The first volume of fairy tales I read was this collection of Grimm's Fairy tales.  It must have been the standard household volume in the 1950s, as both sets of my grandparents had it, along with a matching volume from Andersen.  Every bedroom I knew had a shelf of books, but there weren't a lot of books in common between the bedroom shelves of my paternal grandparents' Manhattan penthouse apartment and my maternal grandparents kit-built chalet on a dirt road in Sandgate, Vermont. These books were in both places.

After family dinners with either set of grandparents, I'd sneak off to the spare bedroom and come back with Grimm's fairy tales.  Then, while grownups drank after-dinner coffee or aperitifs, I'd read about lost children, transformations, and the unfortunate effects of badly worded promises.  The 1945 Grimm's was a bit less expurgated than versions common in the 1980s, so it never came as a surprise to me that Snow White's evil stepmother had to dance to her death in red hot iron shoes, or that Cinderella's sisters cut off their heels and toes (at their mother's urging) to wedge their feet into Cinderella's slipper.

Things I learned from my first volume of fairy tales: Be careful what you promise. Be polite to strangers. Be careful who you trust.

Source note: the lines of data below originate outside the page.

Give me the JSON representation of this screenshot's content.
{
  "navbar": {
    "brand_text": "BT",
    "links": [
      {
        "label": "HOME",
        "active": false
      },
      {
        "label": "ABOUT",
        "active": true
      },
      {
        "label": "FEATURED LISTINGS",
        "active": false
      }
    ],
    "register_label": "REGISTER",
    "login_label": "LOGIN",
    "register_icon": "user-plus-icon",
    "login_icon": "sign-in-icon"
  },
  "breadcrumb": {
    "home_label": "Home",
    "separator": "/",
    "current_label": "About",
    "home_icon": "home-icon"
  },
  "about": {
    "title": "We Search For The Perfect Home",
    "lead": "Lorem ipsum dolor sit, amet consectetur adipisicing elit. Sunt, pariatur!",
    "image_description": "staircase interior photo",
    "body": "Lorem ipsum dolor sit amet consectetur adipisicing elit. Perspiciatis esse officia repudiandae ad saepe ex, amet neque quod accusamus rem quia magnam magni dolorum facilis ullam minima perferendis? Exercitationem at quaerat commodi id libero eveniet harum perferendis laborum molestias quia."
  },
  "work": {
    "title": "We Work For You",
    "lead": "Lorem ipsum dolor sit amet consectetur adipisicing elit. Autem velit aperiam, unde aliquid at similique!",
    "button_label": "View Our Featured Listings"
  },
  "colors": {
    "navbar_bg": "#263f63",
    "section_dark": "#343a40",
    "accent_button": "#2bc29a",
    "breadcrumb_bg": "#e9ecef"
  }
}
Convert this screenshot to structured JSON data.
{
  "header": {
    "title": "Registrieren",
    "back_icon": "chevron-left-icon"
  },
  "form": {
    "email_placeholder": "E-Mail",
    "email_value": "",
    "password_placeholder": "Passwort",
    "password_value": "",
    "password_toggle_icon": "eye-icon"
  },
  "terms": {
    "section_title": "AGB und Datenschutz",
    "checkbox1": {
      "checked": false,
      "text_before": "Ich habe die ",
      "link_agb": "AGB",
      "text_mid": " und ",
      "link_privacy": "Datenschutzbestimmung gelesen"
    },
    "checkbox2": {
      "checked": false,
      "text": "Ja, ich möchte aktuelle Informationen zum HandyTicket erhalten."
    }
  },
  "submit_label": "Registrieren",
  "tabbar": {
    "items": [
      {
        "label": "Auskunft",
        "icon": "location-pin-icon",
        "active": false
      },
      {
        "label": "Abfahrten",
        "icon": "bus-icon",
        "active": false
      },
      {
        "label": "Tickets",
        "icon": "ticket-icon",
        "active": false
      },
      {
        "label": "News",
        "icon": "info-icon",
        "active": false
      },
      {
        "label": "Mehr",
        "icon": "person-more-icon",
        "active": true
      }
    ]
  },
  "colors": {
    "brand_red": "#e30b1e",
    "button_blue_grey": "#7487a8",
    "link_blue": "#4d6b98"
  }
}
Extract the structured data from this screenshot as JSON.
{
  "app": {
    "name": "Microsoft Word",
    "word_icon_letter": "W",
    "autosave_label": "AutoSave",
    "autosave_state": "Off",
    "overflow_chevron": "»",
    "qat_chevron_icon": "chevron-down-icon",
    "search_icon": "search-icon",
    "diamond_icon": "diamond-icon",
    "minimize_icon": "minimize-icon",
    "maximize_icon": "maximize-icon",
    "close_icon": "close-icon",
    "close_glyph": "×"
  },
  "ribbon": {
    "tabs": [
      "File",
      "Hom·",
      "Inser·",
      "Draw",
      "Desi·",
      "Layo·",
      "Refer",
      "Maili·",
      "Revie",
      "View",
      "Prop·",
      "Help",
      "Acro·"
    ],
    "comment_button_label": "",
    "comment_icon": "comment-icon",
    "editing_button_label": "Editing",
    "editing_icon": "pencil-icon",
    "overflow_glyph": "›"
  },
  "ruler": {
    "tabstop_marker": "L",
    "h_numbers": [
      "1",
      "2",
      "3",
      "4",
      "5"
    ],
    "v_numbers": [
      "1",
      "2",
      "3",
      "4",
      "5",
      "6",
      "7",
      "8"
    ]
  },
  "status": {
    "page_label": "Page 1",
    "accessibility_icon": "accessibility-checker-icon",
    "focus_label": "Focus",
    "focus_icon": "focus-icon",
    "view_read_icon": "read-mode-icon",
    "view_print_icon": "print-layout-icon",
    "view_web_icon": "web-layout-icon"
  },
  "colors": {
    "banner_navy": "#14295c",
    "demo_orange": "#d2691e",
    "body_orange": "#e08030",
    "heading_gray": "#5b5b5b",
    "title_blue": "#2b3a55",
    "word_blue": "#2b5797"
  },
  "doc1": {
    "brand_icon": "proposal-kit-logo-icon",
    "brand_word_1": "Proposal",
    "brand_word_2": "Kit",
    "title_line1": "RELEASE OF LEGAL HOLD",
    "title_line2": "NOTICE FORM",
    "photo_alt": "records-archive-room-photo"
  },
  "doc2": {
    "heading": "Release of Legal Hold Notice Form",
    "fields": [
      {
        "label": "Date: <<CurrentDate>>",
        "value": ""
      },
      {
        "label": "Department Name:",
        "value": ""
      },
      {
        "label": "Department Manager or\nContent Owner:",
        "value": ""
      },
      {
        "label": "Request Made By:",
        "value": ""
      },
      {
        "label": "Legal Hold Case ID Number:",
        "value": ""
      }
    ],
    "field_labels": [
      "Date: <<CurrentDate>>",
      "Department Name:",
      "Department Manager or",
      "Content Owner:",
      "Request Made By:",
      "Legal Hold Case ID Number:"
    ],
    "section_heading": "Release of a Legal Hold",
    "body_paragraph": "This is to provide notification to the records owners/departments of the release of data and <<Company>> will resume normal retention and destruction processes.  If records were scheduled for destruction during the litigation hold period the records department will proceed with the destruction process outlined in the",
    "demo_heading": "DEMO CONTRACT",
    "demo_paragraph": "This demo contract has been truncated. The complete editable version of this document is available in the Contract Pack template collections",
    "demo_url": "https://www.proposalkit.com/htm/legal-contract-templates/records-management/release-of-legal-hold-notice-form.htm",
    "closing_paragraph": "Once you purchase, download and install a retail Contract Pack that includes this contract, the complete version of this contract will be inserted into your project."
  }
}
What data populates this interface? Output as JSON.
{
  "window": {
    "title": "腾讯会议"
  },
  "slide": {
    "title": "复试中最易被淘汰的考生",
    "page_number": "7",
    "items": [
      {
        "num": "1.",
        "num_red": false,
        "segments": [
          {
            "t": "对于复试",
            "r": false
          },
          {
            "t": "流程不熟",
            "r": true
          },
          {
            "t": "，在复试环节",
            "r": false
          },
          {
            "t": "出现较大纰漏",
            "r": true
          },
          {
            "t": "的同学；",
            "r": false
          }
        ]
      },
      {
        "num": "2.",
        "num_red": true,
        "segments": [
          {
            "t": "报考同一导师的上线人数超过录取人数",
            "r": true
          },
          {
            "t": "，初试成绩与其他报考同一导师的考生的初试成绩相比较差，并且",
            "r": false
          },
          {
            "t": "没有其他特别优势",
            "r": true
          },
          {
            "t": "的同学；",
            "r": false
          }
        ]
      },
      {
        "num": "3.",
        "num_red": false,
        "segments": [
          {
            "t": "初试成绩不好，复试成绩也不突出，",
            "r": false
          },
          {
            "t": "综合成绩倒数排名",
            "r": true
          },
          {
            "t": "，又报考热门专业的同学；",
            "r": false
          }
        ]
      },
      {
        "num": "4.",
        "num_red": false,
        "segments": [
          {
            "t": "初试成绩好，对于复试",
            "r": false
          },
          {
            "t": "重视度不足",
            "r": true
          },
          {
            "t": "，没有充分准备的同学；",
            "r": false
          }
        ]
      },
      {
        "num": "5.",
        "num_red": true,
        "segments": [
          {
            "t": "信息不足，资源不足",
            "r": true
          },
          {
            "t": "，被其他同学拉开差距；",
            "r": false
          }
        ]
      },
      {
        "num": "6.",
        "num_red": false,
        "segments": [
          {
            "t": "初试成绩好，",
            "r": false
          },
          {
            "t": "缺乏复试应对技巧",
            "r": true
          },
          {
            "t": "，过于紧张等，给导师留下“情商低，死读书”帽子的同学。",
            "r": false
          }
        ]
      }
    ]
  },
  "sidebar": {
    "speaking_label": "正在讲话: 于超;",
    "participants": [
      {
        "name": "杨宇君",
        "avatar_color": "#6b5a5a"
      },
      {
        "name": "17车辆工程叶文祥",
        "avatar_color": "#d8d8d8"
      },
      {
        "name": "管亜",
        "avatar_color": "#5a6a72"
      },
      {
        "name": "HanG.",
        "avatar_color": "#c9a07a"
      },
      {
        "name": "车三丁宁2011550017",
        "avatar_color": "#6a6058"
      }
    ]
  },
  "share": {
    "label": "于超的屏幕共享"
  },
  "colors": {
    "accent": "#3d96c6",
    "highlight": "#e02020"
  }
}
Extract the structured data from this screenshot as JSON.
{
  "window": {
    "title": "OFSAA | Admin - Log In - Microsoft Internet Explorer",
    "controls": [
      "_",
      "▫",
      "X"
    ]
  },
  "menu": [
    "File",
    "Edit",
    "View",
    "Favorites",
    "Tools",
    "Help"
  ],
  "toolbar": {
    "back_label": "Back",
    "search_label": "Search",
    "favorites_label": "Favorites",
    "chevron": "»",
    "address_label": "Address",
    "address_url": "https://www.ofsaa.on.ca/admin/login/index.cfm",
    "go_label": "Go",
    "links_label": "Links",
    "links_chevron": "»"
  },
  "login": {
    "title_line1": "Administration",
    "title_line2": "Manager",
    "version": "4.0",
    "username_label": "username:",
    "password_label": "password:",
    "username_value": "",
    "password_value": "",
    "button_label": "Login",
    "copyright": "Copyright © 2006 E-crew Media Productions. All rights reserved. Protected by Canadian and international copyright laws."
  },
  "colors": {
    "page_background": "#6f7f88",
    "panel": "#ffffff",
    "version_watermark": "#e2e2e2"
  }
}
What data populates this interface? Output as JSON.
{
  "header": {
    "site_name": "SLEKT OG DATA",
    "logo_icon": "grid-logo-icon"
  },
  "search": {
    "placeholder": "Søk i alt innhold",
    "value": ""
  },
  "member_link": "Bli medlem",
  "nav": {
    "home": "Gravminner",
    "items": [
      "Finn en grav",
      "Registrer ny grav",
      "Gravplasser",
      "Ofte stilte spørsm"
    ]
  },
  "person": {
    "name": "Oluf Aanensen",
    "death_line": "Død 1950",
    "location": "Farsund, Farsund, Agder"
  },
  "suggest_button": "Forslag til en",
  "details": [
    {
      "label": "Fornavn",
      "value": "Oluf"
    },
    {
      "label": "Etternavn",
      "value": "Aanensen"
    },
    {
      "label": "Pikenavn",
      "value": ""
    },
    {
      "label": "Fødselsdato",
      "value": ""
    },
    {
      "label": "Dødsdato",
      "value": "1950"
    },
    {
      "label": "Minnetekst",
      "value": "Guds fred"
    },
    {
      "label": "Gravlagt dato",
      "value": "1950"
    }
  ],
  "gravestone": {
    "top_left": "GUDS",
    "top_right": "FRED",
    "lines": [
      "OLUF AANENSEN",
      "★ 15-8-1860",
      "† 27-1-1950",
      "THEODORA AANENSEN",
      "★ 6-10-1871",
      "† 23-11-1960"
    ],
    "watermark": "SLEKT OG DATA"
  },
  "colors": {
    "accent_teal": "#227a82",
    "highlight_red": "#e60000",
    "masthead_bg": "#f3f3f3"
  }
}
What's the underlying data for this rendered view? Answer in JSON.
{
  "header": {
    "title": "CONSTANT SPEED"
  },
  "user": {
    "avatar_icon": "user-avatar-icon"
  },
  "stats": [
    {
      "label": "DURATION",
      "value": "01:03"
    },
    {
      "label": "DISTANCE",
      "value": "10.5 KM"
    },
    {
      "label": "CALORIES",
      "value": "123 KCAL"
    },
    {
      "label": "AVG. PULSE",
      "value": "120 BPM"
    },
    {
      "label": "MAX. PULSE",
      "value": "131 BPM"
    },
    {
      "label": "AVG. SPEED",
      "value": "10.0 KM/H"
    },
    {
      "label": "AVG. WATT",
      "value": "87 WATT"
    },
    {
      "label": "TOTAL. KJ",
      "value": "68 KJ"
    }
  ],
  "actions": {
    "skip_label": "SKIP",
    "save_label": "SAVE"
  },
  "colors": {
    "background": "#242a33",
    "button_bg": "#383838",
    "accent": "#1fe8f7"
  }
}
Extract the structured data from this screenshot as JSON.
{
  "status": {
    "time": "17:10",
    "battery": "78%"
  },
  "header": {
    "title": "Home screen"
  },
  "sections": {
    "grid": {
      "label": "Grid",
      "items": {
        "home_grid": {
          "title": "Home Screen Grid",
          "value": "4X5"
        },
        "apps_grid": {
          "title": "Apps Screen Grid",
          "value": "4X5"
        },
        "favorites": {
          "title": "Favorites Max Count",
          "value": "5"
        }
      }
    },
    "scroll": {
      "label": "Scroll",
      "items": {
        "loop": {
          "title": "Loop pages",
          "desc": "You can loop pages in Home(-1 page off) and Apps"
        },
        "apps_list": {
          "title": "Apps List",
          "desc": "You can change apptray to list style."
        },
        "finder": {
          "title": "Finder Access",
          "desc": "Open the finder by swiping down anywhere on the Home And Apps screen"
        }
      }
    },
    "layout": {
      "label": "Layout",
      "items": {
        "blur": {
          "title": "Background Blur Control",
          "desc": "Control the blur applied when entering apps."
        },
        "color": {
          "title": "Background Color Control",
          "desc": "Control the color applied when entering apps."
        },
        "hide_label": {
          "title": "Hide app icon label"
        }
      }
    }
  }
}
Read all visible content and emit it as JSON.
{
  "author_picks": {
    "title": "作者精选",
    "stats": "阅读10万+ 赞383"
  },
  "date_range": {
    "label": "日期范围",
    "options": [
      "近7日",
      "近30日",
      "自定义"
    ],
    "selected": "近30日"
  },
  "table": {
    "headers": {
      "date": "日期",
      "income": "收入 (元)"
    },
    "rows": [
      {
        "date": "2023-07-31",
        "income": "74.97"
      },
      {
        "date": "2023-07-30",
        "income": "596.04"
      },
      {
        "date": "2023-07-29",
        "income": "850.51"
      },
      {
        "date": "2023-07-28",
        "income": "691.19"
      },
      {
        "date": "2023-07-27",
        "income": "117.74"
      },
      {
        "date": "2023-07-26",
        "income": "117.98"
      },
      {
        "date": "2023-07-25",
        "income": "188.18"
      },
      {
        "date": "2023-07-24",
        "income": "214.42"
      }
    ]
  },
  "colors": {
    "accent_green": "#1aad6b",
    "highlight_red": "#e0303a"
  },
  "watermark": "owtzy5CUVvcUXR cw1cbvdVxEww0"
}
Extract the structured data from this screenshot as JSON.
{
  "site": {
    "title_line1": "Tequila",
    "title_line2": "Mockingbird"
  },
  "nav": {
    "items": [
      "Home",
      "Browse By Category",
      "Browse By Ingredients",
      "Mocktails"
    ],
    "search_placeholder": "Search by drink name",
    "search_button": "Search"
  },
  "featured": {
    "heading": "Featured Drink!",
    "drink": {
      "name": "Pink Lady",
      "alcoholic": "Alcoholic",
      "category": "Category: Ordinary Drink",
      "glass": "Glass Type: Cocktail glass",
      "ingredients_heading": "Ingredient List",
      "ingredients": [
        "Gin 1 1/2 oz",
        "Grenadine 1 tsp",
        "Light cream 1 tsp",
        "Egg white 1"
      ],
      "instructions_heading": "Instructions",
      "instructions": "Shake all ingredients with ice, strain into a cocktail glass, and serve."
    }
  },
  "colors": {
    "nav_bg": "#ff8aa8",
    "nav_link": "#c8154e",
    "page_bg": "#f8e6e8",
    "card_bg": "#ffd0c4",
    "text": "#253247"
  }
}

The fairy tales were dark.  There was a lot of death, drugging, betrayal, and chicanery.  There was also poetic justice and humor and beauty and transformation. There was a streak of practicality throughout.  The world of those stories was a world where sometimes you were gifted with the best outcome, sometimes you had to earn the best outcome, and sometimes things were just stacked against you no matter what you did.  Much like the world we live in.